The private key is used to generate digital signatures for transactions, while the public key can be used to verify them.
Under this model, access to a private key is equivalent to control over a particular blockchain account. Anyone who knows an account’s private key can perform transactions on its behalf, and blockchain immutability makes it impossible to reverse these malicious transactions. As a result, protecting the secrecy of a private key is essential for blockchain security.
Private key security may seem simple, but compromised private keys are the most common way in which blockchain accounts are hacked and people lose their cryptocurrency. Avoiding three common mistakes does a lot towards protecting the security of a blockchain account.
In order to use your blockchain account, you need to be able to remember the private key (or have something remember it for you). The use of mnemonic phrases to simplify key recall is designed to make this easier.
With mnemonic phrases or private keys, it may be tempting to create something that is easy to remember. Some common choices are a simple mnemonic phrase or a private key that is the hash of a common word.
While these seem like a good idea, other people have had the same idea already and look for these weak keys. If they guess correctly, they can take over a blockchain account and steal the crypto inside. For this reason, it is essential to use a completely random private key for blockchain accounts.
Some of the primary selling points of blockchain are decentralization and control over your own money. However, many cryptocurrency users immediately give up this control to a centralized exchange, trusting them to manage and secure the user’s private keys.
When using a cryptocurrency exchange, your security is only as good as that of the exchange.

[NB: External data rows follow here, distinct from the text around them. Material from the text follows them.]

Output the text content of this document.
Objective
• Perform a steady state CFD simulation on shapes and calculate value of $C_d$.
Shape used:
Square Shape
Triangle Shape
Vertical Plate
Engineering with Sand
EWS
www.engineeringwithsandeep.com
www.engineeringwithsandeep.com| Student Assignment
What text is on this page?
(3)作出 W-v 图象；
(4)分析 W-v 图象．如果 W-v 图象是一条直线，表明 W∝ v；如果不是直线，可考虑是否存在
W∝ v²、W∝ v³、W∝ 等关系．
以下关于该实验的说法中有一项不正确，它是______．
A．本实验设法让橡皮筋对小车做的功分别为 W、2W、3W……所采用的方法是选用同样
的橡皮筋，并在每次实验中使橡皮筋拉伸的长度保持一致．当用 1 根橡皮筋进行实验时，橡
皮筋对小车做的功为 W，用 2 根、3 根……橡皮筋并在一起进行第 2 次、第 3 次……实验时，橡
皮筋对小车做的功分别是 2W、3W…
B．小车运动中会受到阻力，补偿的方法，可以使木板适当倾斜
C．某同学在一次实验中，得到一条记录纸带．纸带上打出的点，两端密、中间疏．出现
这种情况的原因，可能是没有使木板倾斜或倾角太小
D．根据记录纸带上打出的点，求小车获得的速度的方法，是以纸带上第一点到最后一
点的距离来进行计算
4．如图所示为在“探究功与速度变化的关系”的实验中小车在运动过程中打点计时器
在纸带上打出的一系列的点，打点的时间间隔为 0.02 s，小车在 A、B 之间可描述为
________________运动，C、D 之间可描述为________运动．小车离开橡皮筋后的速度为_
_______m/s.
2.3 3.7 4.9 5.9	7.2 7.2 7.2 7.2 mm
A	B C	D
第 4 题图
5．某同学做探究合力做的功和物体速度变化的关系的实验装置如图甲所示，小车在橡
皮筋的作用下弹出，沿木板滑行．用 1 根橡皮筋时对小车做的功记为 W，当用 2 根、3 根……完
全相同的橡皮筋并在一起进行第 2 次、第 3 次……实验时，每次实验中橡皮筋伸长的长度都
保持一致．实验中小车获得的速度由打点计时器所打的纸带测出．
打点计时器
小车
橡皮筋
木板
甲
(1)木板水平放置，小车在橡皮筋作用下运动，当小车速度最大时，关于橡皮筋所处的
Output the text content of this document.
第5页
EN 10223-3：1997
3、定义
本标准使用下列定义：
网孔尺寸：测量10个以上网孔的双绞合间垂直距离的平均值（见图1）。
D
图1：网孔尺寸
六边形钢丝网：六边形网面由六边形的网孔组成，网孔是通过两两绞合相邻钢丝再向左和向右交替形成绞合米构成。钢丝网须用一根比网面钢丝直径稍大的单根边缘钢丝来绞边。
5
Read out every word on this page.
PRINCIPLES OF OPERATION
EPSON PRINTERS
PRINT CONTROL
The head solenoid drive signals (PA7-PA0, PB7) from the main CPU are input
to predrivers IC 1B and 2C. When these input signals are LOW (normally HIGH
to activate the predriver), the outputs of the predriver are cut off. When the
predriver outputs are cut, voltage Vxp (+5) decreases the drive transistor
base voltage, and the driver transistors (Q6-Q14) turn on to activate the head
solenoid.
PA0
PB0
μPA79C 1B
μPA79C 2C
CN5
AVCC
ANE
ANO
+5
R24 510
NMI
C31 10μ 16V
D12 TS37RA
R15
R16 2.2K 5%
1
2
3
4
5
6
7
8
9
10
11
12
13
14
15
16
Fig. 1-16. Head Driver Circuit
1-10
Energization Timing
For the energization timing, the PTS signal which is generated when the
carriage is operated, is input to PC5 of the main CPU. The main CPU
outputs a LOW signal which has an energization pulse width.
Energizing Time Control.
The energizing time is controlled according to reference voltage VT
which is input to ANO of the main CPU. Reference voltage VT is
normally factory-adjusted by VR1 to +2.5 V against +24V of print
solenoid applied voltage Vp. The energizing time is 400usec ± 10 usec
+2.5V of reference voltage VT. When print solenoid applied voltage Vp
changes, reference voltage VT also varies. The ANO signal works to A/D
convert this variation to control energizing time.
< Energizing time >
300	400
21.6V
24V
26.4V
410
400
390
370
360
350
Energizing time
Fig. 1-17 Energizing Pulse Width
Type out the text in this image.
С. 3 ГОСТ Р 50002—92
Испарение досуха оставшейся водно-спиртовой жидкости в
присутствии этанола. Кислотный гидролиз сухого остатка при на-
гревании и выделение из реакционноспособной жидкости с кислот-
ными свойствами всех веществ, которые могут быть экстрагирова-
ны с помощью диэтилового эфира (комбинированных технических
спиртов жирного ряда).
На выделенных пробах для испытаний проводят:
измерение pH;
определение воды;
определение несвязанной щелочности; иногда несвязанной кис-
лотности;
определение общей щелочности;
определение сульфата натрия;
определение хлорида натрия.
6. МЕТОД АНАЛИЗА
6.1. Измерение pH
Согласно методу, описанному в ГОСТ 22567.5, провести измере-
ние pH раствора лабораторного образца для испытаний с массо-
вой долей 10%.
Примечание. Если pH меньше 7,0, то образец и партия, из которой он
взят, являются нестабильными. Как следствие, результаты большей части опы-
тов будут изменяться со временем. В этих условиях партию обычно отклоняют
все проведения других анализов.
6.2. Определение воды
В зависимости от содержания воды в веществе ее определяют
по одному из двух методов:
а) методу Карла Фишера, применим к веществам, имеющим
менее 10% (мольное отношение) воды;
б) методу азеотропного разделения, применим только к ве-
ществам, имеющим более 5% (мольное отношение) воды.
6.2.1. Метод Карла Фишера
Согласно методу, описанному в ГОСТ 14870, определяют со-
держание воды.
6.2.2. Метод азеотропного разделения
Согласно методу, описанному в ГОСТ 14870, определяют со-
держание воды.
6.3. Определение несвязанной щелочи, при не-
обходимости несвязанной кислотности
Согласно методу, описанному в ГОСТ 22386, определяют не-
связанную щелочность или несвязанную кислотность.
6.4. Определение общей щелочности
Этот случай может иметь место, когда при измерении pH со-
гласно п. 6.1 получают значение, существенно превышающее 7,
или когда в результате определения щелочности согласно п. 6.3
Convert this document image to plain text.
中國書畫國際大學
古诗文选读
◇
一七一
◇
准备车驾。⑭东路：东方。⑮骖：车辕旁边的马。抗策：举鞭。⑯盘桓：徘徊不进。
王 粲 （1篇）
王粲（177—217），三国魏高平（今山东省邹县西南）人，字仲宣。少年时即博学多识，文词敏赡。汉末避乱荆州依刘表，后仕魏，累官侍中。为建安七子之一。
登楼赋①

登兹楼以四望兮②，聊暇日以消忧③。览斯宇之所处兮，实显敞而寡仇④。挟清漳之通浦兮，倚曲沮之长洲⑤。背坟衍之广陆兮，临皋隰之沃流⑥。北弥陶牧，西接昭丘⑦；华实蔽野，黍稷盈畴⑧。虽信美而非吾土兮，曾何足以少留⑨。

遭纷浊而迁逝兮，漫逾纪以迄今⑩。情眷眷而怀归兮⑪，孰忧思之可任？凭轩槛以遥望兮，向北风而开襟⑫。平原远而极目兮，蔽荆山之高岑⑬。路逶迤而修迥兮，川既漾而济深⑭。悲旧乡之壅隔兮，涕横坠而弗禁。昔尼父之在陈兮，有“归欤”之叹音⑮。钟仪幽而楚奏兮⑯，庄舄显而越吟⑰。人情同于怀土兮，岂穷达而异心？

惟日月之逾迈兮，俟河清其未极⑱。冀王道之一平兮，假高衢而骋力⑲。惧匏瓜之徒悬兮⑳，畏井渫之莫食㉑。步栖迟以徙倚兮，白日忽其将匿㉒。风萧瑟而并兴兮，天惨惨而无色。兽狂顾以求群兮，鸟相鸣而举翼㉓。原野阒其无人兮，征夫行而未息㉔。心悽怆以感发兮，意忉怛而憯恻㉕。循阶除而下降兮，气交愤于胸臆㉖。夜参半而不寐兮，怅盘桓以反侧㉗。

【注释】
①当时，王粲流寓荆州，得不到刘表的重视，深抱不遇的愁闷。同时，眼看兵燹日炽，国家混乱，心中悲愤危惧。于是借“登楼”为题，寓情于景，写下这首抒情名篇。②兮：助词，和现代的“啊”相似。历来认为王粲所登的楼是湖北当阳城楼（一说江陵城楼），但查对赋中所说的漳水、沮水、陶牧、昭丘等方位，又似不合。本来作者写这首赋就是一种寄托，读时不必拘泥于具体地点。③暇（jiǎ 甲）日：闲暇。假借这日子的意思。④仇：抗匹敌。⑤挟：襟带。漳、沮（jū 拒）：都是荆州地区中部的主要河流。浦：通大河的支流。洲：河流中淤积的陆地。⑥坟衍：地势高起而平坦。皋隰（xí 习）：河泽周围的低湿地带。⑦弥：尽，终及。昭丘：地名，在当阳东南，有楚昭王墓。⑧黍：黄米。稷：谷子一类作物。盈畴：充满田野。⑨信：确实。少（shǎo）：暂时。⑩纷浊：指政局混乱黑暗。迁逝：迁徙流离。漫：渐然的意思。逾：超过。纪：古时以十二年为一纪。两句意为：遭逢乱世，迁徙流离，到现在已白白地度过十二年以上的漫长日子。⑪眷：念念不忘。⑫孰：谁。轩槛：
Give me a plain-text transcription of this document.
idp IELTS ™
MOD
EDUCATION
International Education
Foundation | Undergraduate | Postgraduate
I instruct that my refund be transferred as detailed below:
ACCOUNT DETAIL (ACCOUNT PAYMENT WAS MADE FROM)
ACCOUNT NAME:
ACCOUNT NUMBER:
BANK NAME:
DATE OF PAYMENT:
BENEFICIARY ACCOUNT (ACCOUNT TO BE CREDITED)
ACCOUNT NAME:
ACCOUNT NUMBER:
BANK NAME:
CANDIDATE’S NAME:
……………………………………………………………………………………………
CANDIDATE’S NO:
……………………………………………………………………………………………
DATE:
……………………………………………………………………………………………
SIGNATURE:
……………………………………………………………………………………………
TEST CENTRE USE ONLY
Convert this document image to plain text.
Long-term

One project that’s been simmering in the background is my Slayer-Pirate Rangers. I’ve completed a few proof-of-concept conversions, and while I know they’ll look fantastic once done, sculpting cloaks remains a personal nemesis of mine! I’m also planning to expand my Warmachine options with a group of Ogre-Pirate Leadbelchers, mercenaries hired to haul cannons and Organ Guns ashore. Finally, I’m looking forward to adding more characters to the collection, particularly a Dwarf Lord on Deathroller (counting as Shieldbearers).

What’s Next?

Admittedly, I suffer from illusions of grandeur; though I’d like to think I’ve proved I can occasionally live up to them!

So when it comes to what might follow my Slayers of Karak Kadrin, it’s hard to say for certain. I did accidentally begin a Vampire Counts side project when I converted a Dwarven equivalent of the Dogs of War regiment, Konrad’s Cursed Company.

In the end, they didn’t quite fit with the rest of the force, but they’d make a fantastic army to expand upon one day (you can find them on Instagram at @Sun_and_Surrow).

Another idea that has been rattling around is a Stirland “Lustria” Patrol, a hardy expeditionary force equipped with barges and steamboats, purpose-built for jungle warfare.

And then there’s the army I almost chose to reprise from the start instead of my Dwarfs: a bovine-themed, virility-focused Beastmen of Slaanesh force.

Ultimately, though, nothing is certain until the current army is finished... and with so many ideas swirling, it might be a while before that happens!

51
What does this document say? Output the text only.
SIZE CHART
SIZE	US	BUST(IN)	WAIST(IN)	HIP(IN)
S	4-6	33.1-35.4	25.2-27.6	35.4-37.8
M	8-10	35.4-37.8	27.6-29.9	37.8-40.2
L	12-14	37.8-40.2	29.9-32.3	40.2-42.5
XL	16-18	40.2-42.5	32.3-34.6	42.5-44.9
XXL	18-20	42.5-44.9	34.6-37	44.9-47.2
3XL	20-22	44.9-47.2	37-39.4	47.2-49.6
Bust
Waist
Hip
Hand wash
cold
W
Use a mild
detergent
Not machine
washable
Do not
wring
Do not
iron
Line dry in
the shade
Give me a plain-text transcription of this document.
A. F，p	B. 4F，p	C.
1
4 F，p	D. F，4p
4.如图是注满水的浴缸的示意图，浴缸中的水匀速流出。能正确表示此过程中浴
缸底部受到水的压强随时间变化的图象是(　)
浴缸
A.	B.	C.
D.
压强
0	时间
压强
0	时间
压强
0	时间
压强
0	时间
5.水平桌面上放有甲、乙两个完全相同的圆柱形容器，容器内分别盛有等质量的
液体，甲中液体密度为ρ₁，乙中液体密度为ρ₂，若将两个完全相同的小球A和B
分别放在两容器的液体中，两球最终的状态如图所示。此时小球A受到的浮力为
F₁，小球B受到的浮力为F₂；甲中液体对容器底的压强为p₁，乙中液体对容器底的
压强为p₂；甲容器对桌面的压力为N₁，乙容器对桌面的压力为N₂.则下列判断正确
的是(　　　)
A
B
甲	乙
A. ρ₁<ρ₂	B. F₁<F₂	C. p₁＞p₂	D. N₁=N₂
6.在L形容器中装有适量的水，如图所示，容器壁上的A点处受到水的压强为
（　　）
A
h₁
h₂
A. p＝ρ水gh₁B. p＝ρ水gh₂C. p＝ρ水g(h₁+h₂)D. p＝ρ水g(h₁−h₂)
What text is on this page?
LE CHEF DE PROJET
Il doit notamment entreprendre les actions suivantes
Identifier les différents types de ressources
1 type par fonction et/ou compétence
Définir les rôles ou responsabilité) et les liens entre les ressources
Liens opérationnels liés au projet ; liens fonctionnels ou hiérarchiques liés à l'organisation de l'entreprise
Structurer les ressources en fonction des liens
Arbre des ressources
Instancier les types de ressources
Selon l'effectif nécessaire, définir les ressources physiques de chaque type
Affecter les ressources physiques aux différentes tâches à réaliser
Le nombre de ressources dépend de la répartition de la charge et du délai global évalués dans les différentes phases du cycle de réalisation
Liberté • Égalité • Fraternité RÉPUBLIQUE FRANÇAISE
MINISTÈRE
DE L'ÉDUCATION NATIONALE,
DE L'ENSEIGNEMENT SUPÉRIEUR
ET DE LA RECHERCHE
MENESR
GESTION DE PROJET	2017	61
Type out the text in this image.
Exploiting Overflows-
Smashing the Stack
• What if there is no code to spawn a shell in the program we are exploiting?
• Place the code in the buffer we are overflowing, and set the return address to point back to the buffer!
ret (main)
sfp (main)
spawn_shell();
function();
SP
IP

In some cases, exchanges have been hacked. In others, users have traded the security of their private keys (long, random numbers) for that of passwords (often short and reused). As a result, exchange-related hacks are much more common than any other.
Putting private keys on a cryptocurrency exchange leaves them vulnerable. Private key security requires maintaining control of your own private keys.
Almost all software has vulnerabilities that can leave it exposed to attack. This is also true of software-based cryptocurrency wallets.
If private keys are on Internet-accessible systems, they may be vulnerable to attack. A better way to protect these private keys is to use a hardware wallet or other offline system to store private keys and generate digital signatures.
By ensuring that keys are never accessible to or stored on an Internet-connected device, these systems reduce their probability of exposure.
Control over a blockchain account is based on access to the corresponding private key. Anyone with the key can generate digital signatures and transactions for that account. This means that protecting your private keys is an essential part of securing a blockchain account and the smart contracts associated with it.